Last week we started taking a close look at a major white paper, “Identity Management,” released by the Open Group earlier this month (link below). We’ve been exploring how the paper treats the key concepts of identity management (last week we examined “trust” and “authentication”) so today we’ll see how the concept of “provisioning” is dealt with.

The paper breaks the provisioning process into two parts, one with two segments. Provisioning itself includes account provisioning and resource provisioning but equally important is the concept of de-provisioning. These are defined by the Open Group as:

* Account provisioning – the creation of accounts to deal with identity-related information associated with individuals, their personal attributes, affiliations, etc.

* Resource provisioning – the acquisition, distribution or management of business assets such as computers, databases, and applications and the management of permissions associated with those assets.

* Account de-provisioning – the termination of access rights to systems and services, and re-allocation of those systems and services when, for example, an individual is moved within or removed from an organization.
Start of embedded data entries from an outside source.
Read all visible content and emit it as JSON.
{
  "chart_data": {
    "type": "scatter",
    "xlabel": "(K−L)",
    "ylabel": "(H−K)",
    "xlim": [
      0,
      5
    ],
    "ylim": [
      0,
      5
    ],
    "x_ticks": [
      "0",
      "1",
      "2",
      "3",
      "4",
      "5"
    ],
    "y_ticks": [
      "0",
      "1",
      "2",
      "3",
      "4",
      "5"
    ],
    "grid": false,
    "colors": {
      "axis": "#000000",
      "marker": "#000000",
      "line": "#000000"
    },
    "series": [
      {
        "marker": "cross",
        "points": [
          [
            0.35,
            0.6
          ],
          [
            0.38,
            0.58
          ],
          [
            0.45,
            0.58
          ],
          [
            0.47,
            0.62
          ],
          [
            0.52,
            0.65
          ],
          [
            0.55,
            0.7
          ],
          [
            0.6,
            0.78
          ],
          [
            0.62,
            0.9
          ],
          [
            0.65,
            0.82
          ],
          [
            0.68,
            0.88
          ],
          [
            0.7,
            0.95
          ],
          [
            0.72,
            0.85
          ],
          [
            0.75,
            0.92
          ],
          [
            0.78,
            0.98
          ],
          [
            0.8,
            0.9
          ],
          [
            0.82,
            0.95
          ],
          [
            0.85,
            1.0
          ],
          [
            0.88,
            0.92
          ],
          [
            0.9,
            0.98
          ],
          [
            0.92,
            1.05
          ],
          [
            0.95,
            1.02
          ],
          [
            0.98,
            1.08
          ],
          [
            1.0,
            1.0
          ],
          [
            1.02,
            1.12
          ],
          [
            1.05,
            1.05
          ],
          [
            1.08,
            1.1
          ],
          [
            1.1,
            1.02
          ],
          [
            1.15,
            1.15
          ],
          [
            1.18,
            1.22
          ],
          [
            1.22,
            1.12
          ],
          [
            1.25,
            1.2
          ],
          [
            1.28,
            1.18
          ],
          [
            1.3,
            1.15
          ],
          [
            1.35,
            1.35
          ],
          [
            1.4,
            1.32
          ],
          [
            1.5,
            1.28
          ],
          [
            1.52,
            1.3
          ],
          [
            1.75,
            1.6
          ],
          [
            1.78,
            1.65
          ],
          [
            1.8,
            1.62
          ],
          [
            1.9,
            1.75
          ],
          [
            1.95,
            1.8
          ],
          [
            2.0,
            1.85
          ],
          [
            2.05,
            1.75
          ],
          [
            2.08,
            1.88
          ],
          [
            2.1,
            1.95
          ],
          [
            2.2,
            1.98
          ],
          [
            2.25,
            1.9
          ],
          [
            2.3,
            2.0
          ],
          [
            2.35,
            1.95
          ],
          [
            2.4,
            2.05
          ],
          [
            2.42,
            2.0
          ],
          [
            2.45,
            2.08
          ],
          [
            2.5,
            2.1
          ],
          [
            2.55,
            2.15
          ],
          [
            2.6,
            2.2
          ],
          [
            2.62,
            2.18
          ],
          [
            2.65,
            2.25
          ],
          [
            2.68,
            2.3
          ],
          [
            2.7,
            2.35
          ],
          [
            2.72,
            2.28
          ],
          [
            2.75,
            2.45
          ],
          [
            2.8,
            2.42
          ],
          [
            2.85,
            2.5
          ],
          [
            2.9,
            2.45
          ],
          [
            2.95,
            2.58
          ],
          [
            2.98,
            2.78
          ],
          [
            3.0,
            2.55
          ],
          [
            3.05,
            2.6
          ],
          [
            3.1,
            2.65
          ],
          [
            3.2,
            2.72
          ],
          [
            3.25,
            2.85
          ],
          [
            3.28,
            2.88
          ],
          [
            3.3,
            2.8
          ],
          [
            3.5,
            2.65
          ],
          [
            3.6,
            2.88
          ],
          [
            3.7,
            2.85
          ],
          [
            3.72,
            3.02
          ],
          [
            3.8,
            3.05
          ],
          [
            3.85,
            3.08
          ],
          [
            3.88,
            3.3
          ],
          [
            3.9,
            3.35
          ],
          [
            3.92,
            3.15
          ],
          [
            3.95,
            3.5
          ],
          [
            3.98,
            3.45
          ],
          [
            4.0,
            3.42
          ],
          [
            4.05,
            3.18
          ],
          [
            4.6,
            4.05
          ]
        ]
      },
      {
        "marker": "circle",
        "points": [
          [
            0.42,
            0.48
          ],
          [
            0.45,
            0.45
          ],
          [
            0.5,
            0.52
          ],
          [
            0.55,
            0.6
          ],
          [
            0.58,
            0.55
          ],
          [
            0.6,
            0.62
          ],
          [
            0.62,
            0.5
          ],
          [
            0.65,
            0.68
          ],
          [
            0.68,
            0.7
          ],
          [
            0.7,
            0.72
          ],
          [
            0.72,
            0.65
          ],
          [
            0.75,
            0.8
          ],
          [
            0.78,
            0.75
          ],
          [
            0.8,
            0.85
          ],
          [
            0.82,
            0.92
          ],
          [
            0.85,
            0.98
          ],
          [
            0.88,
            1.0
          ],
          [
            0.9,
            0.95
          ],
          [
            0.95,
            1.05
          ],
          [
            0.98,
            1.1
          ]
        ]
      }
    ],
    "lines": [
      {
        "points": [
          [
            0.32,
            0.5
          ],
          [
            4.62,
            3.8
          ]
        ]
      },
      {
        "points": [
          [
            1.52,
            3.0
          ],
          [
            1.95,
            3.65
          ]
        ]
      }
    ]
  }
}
Provisioning is also usually closely aligned with meta- or virtual directory services. It’s important to identify the source of authority for any particular piece of data (each piece could have a different SoA) with that SoA being the only place the individual piece of data can be created, changed or removed. This not only improves accuracy but also acts as a deterrent to fraud as well as satisfying any “turf” or “political” issues of who owns the data.

The paper also points out that in addition to creating, changing, and deleting identity information, provisioning should also allow for suspending an identity. The example given is that an identity may go on leave or a group of identities, representing a team, may be temporarily changing from one project to another. The identity(s) are then suspended, thus suspending access to respective systems and services. Suspending allows an easy change back to active status which would take considerably longer with a remove follow (some time later) by an add.

While most readers of this newsletter will already be familiar with the provisioning concept as outlined in the paper (although the “suspend an identity” function may be new to some), you should still read this section and let the Open Group know your thoughts on provisioning so that it might be incorporated in a future revision.